MADRID, 29 Jul. (EUROPA PRESS) –
The Spanish women’s team will seek this Monday to add to their qualification for the round of 16 of the World Cup in Australia and New Zealand by doing so as first in Group C, for which they need not to lose against Japan, a rival they have never officially faced absolute level, but with which he has a history of joys and disappointments in the lower categories.
In its last match of the group stage, Spain faces one of the countries that has invested the most in women’s football and that has many similarities in terms of style and philosophy of play. In fact, the RFEF and the Japanese Association have a collaboration agreement to work to exchange knowledge in different fields
Japan seems to have lost some strength in contrast to the growth of the national team, which has even surpassed it in the world ranking. But although Jorge Vilda’s team is now sixth in the world, five places above the Japanese, the list of winners of the Japanese is surely higher, especially with their ‘elders’ since they were world champions in 2011 and runners-up in 2015, two times ‘queens’ of Asia and Olympic silver in London 2012, milestones still far from Spanish women’s football.
But they do coincide more in the lower categories, where both countries shine, although the Asian can boast of being the only one in the world that has won the world crowns at an absolute level, Sub-20 (2018) and Sub-17 (2014), these last two crossing the path of Spain, which has been able to take revenge and is currently the world champion in the two lower categories. On Monday, Spanish and Japanese players will meet again after having experienced a rivalry when they were younger
You have to go back to 2010, to the U-17 World Cup in Trinidad and Tobago, to see the first duel between the Spanish and Japanese, settled by a clear 4-1 in the group stage for the former, where Alexia Putellas and Ivana Andrés were. Spain, European champion, finished third that event, and Japan runner-up.

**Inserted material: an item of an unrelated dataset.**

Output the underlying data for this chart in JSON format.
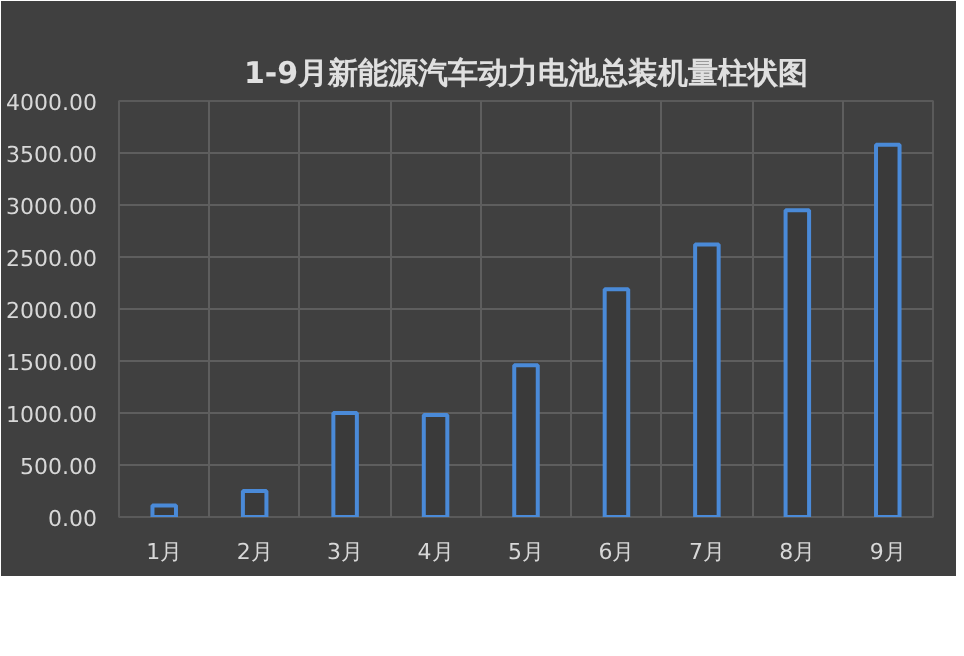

Four years later, at the World Cup in Costa Rica, both teams met again with their Under-17 generations. The Asian won both the first phase (2-0) and the historic final (2-0), with a team already led by the talented Yui Hasegawa and Hina Sugita, two starting players presumably on Monday. The Spanish team already had figures who are in this World Cup such as Aitana Bonmatí and Rocío Gálvez, as well as Patri Guijarro.
In 2016, Spain and Japan collided in the U-17 and U-20 World Cups. In the first, the Spanish team, where Eva Navarro and Ona Batlle already excelled, fell in the semifinals and finished third after losing in the reissue of the final from two years earlier against the Japanese, finally runners-up. Weeks later, with a goal from Mariona Caldentey and with a team with Bonmatí, Gálvez or Alba Redondo, Spain won 1-0 in the group stage of a date where Japan was runner-up and Hina Sugita was chosen as the best player.
THE LAST UNDER-20 AND UNDER-17 WORLD CUP BRING A SMILE TO SPAIN
Part of these generations met again two years later in the U-20 World Cup and also in a double match. The Spanish team, with players like Bonmatí, Batlle, Guijarro, Navarro or Cata Coll as goalkeepers, won 1-0, with a goal from Carmen Menayo, in the group stage, but fell 3-1 in the final against a Japan with footballers like Miyazawa, Ueki, Endo, Nagano and Minami, present in Australia and New Zealand.
However, four years later the script was favorable to the ‘Red’, who took revenge at the Under-20 level, proclaiming herself world champion for the first time by beating Japan 3-1, with a double from the now World Cup player Salma Paralluelo that on Monday he will meet again with Maika Hamano, chosen Ballon d’Or, Rian Ishikawa, or Aoba Fujino. And months later, in the U-17 World Cup, a double by Vicky López in minutes 87 and 93 served to epically come back from 1-0 and bring the Japanese down in the quarterfinals of a date that ended with a title for Spain.
The two teams know each other well and they already saw each other a few months ago. At the end of November, at La Cartuja in Seville, Spain won 1-0, with a goal from Alba Redondo, in a match where they suffered against an opponent who fielded almost a dozen players who could start on Monday. In addition, the team coached by Jorge Vilda won 3-1 in the 2020 She Believes Cup and the 2017 Algarve Cup and tied (1-1) in a friendly in 2019.